На улице было страшно холодно, но выпитый алкоголь согревал изнутри, и они пошли пешком, разглядывая предрождественские улицы. Двадцатиметровую рождественскую ёлку перед Рокфеллер-плаза уже украсили, на ней сверкали тысяча фонариков и гирлянды из тридцати тысяч лампочек. Они дошли до неё, поахали вместе с провинциалами, потом смотрели на людей, веселящихся на катке.
Фудзико после долгого перерыва опять почувствовала себя путешественницей. Для путешественника всё выглядит необычно, блистает великолепием. Пожалуй, стоит смотреть на мир по-другому, не забывая, что ты скиталец.
Жёлтые шарфы, алые платки, развевавшиеся за спинами людей на катке, — мелькание этих цветов казалось живым. Фудзико, увидев, как важно скользивший по льду пожилой джентльмен опрокинулся на спину, в голос рассмеялась. Её смех не просто отозвался эхом от четырёх стен, он волной прошёл по лицам переглянувшихся людей, это был смех, достигший цели.
Стоит смотреть на мир по-другому! Фудзико перевела благодарный взгляд на Фрэнка. Но его лица там, куда она смотрела, не оказалось. Рука обнимала Фудзико сзади, а ноздри беззастенчиво впитывали запах её волос.
Фрэнк сводил Фудзико в незнакомые ей ночные клубы в Гринвич-Виллидж. Они посмотрели небольшое ревю в «Спикизи» — очаровательном питейном заведении времён сухого закона, а теперь наблюдали за игрой комиков в «Бонсуар».
Но в ночных клубах, куда её водил Фрэнк, не танцевали. Фудзико знала, что в Токио молодые люди приглашали подружек в клуб с единственной надеждой — соприкоснуться телами во время танца. Фрэнк же лишь легонько сжимал под столом её руку.

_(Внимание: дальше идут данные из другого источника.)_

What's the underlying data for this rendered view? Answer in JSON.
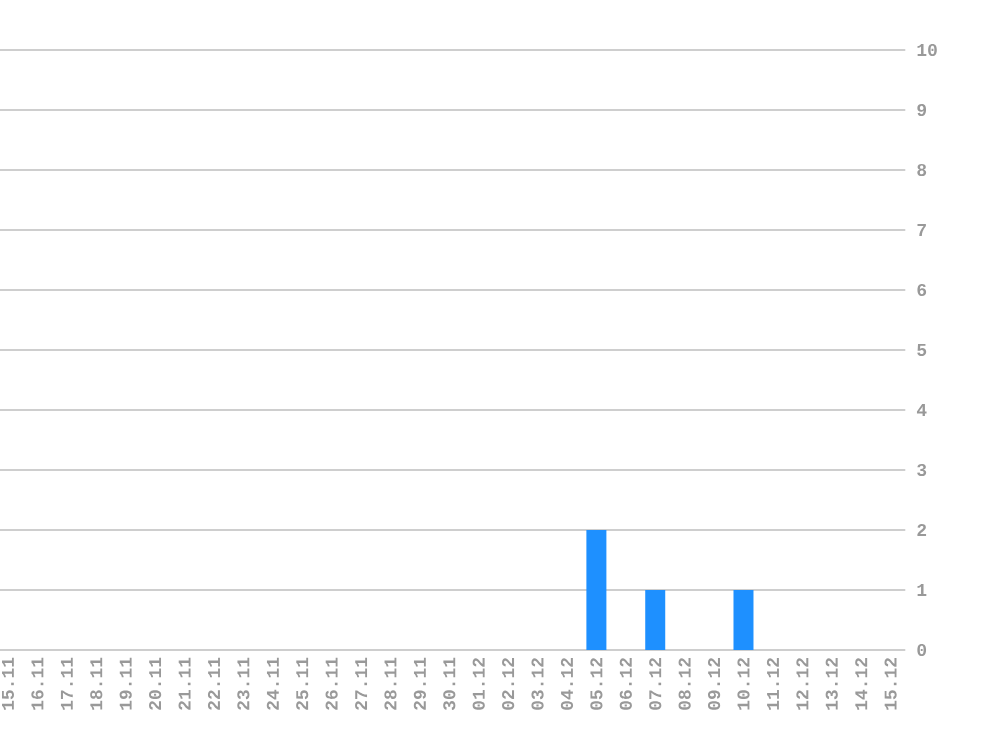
{
  "chart_data": {
    "type": "bar",
    "categories": [
      "15.11",
      "16.11",
      "17.11",
      "18.11",
      "19.11",
      "20.11",
      "21.11",
      "22.11",
      "23.11",
      "24.11",
      "25.11",
      "26.11",
      "27.11",
      "28.11",
      "29.11",
      "30.11",
      "01.12",
      "02.12",
      "03.12",
      "04.12",
      "05.12",
      "06.12",
      "07.12",
      "08.12",
      "09.12",
      "10.12",
      "11.12",
      "12.12",
      "13.12",
      "14.12",
      "15.12"
    ],
    "values": [
      0,
      0,
      0,
      0,
      0,
      0,
      0,
      0,
      0,
      0,
      0,
      0,
      0,
      0,
      0,
      0,
      0,
      0,
      0,
      0,
      2,
      0,
      1,
      0,
      0,
      1,
      0,
      0,
      0,
      0,
      0
    ],
    "color": "#1e90ff",
    "ylim": [
      0,
      10
    ],
    "yticks": [
      0,
      1,
      2,
      3,
      4,
      5,
      6,
      7,
      8,
      9,
      10
    ],
    "grid": "y"
  }
}
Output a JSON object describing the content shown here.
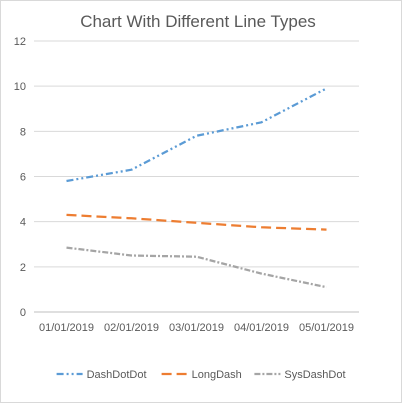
{
  "chart_data": {
    "type": "line",
    "title": "Chart With Different Line Types",
    "categories": [
      "01/01/2019",
      "02/01/2019",
      "03/01/2019",
      "04/01/2019",
      "05/01/2019"
    ],
    "ylim": [
      0,
      12
    ],
    "yticks": [
      "0",
      "2",
      "4",
      "6",
      "8",
      "10",
      "12"
    ],
    "grid": true,
    "legend_position": "bottom",
    "series": [
      {
        "name": "DashDotDot",
        "values": [
          5.8,
          6.3,
          7.8,
          8.4,
          9.9
        ],
        "color": "#5b9bd5",
        "dash": "dash-dot-dot"
      },
      {
        "name": "LongDash",
        "values": [
          4.3,
          4.15,
          3.95,
          3.75,
          3.65
        ],
        "color": "#ed7d31",
        "dash": "long-dash"
      },
      {
        "name": "SysDashDot",
        "values": [
          2.85,
          2.5,
          2.45,
          1.7,
          1.1
        ],
        "color": "#a5a5a5",
        "dash": "sys-dash-dot"
      }
    ]
  }
}
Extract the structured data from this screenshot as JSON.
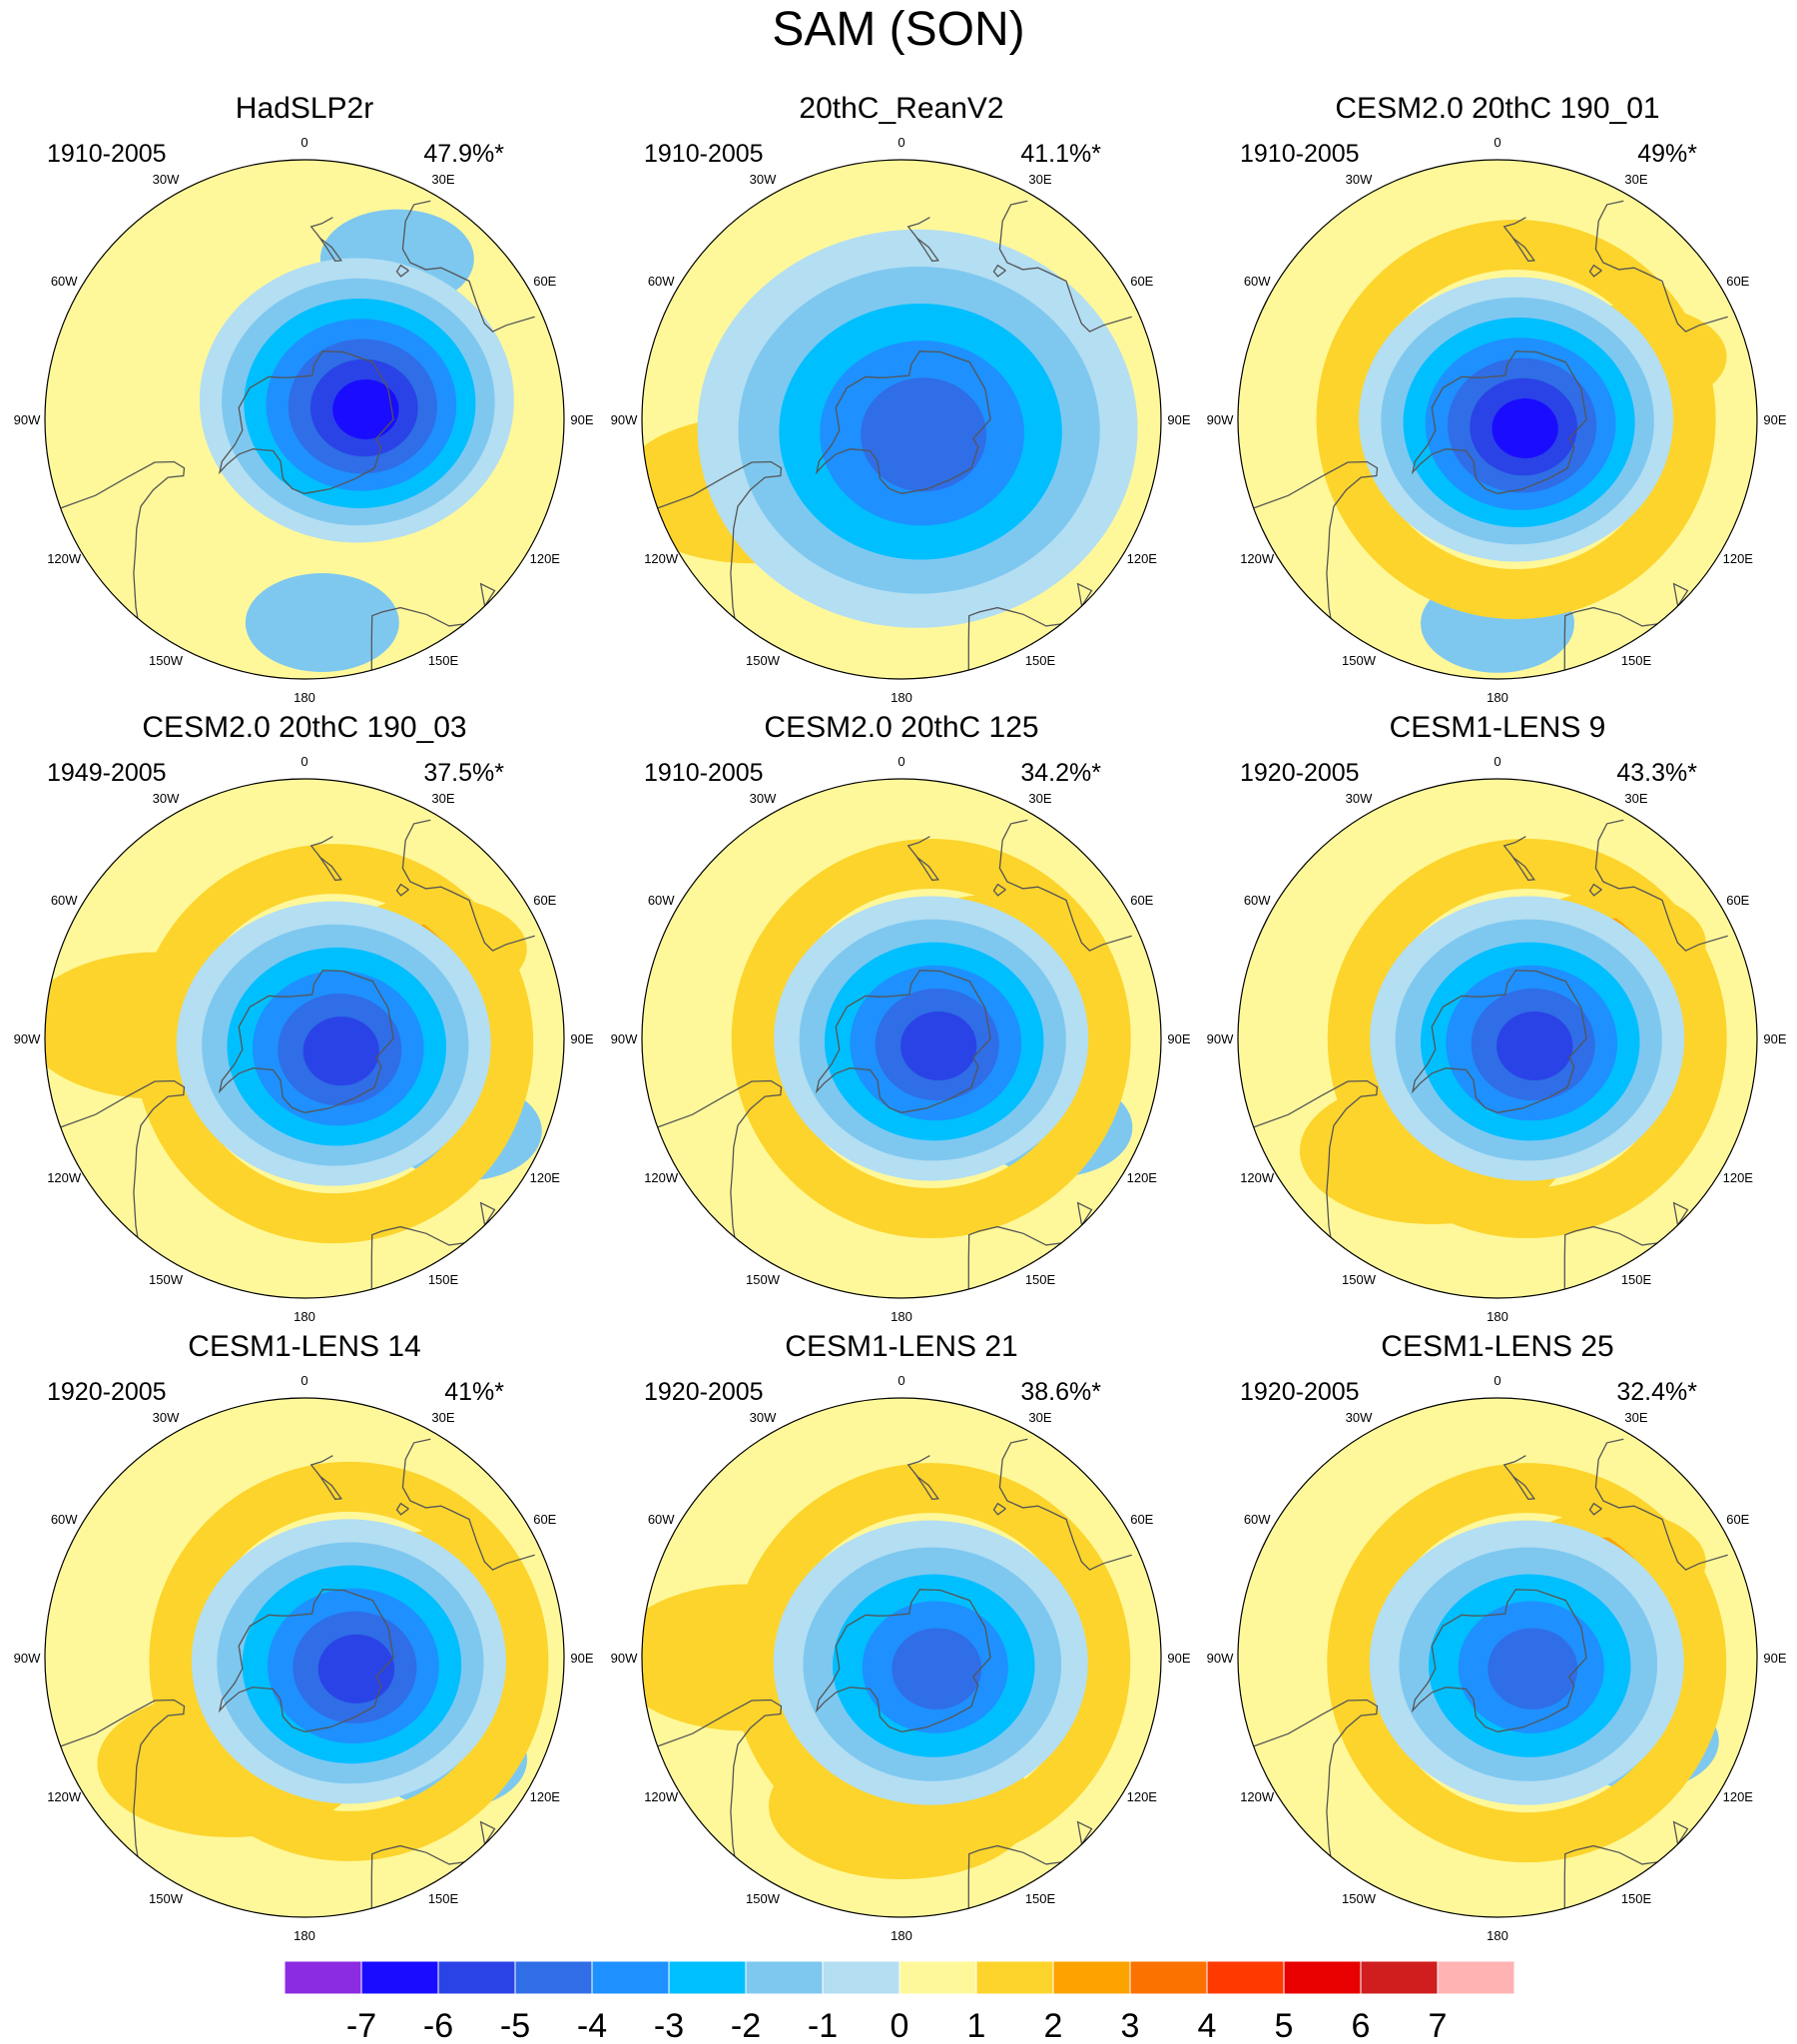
{
  "chart_data": {
    "type": "contour-map-grid",
    "title": "SAM (SON)",
    "lon_labels": [
      "0",
      "30E",
      "60E",
      "90E",
      "120E",
      "150E",
      "180",
      "150W",
      "120W",
      "90W",
      "60W",
      "30W"
    ],
    "panels": [
      {
        "name": "HadSLP2r",
        "period": "1910-2005",
        "variance": "47.9%*",
        "center": [
          -75,
          110
        ],
        "ring": 0,
        "min": -6,
        "blobs": [
          {
            "lon": 130,
            "lat": -47,
            "v": 1
          },
          {
            "lon": 5,
            "lat": -35,
            "v": -1
          },
          {
            "lon": 150,
            "lat": -40,
            "v": -1
          }
        ]
      },
      {
        "name": "20thC_ReanV2",
        "period": "1910-2005",
        "variance": "41.1%*",
        "center": [
          -85,
          60
        ],
        "ring": -1,
        "min": -4,
        "blobs": [
          {
            "lon": 80,
            "lat": -48,
            "v": 1
          },
          {
            "lon": 150,
            "lat": -50,
            "v": 1
          },
          {
            "lon": -65,
            "lat": -45,
            "v": 2
          }
        ]
      },
      {
        "name": "CESM2.0 20thC 190_01",
        "period": "1910-2005",
        "variance": "49%*",
        "center": [
          -85,
          90
        ],
        "ring": 2,
        "min": -6,
        "blobs": [
          {
            "lon": 0,
            "lat": -35,
            "v": -1
          },
          {
            "lon": 115,
            "lat": -50,
            "v": 3
          }
        ]
      },
      {
        "name": "CESM2.0 20thC 190_03",
        "period": "1949-2005",
        "variance": "37.5%*",
        "center": [
          -82,
          80
        ],
        "ring": 2,
        "min": -5,
        "blobs": [
          {
            "lon": 95,
            "lat": -55,
            "v": 3
          },
          {
            "lon": 125,
            "lat": -48,
            "v": 3
          },
          {
            "lon": -95,
            "lat": -50,
            "v": 2
          },
          {
            "lon": 60,
            "lat": -40,
            "v": -1
          }
        ]
      },
      {
        "name": "CESM2.0 20thC 125",
        "period": "1910-2005",
        "variance": "34.2%*",
        "center": [
          -82,
          90
        ],
        "ring": 2,
        "min": -5,
        "blobs": [
          {
            "lon": 135,
            "lat": -55,
            "v": 3
          },
          {
            "lon": 60,
            "lat": -42,
            "v": -1
          }
        ]
      },
      {
        "name": "CESM1-LENS 9",
        "period": "1920-2005",
        "variance": "43.3%*",
        "center": [
          -82,
          90
        ],
        "ring": 2,
        "min": -5,
        "blobs": [
          {
            "lon": 130,
            "lat": -50,
            "v": 3
          },
          {
            "lon": 95,
            "lat": -58,
            "v": 3
          },
          {
            "lon": -30,
            "lat": -55,
            "v": 2
          }
        ]
      },
      {
        "name": "CESM1-LENS 14",
        "period": "1920-2005",
        "variance": "41%*",
        "center": [
          -78,
          85
        ],
        "ring": 2,
        "min": -5,
        "blobs": [
          {
            "lon": 120,
            "lat": -50,
            "v": 3
          },
          {
            "lon": -35,
            "lat": -55,
            "v": 2
          },
          {
            "lon": 55,
            "lat": -42,
            "v": -1
          }
        ]
      },
      {
        "name": "CESM1-LENS 21",
        "period": "1920-2005",
        "variance": "38.6%*",
        "center": [
          -82,
          80
        ],
        "ring": 2,
        "min": -4,
        "blobs": [
          {
            "lon": 0,
            "lat": -50,
            "v": 2
          },
          {
            "lon": -90,
            "lat": -48,
            "v": 2
          }
        ]
      },
      {
        "name": "CESM1-LENS 25",
        "period": "1920-2005",
        "variance": "32.4%*",
        "center": [
          -82,
          80
        ],
        "ring": 2,
        "min": -4,
        "blobs": [
          {
            "lon": 130,
            "lat": -50,
            "v": 3
          },
          {
            "lon": 60,
            "lat": -45,
            "v": -1
          }
        ]
      }
    ],
    "colorbar": {
      "labels": [
        "-7",
        "-6",
        "-5",
        "-4",
        "-3",
        "-2",
        "-1",
        "0",
        "1",
        "2",
        "3",
        "4",
        "5",
        "6",
        "7"
      ],
      "colors": [
        "#8b2be2",
        "#1a0dff",
        "#2a43e6",
        "#2f6ee6",
        "#1e90ff",
        "#00bfff",
        "#7ec8f0",
        "#b4def2",
        "#fff89a",
        "#fcd42c",
        "#fca300",
        "#fc7200",
        "#ff3a00",
        "#e80000",
        "#d01e1e",
        "#ffb3b3"
      ]
    }
  }
}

Фудзико восхищал контраст между его глубокой почтительностью и большим подвижным телом. Ах, эти слабые телом, пожираемые страстями молодые люди Японии! В поросших волосками, больших мягких руках Фрэнка Фудзико ощущала отважную душу послушного спокойного ребёнка. Эта смиренность пуританина привлекала сходством со смиренностью узника. Фудзико подумала: «А ведь он размышляет о Боге! В его-то годы!»
Она вдруг почувствовала себя значительно старше Фрэнка.
«Он сегодня вечером раз пять упустил случай меня поцеловать».
Фудзико посмотрела на часы. Был уже час ночи. Для Нью-Йорка не так уж поздно.
Она ни слова не понимала в шутках комиков, и Фрэнк, громко смеясь над ними, объяснял ей на понятном английском. Необходимость слушать и делать вид, будто ей смешно, неприятно раздражала. В шутках не было ничего забавного, одни непонятные остроты.
Вспомнилось, с каким презрением она смотрела на приятельницу, вышедшую в Японии замуж за американца: та слушала, постоянно взрываясь смехом, комические диалоги по оккупационному радио. Фудзико поморщилась — уж не похожа ли она на ту женщину?
Да ещё Фрэнк надоедал с вопросами: «Тебе скучно? Если скучно, давай уйдём». Или: «Тебе здесь не нравится?»
Фудзико качала головой. Потом замкнулась в себе, изображая загадочность. Внезапно к ней вернулись давние, тяжёлые, неуместные мысли. Она обнаружила их в зеркальце, которое достала из сумки. Там отражалась японка. Другие могли не заметить усталость от выпитого вина и ночных развлечений, но она видела всё отчётливо. Во влажных глазах, в боли, залёгшей под ними, в лёгких, но резких тенях на щеках.
«Я жена. После замужества прошёл год, и я всё-таки люблю мужа».
Фудзико попробовала подумать о муже, уехавшем в Чикаго, позвала его про себя по имени. Но никаких угрызений совести или чувства вины не возникло. И Фудзико успокоилась: она убедилась, что её чувство к американцу рядом никакая не любовь.
Поэтому она откровенно, как ребёнок, заявила:
— Я — домой.
Чтобы Фрэнк не зашёл с ней в комнату, потребовался сложный психологический приём. Когда они покинули «Бонсуар», снег валил вовсю. Такси поймать не удалось, и когда они шагали под заметавшим город снегом, Фрэнк в тени мрачного здания из красного кирпича неожиданно её поцеловал.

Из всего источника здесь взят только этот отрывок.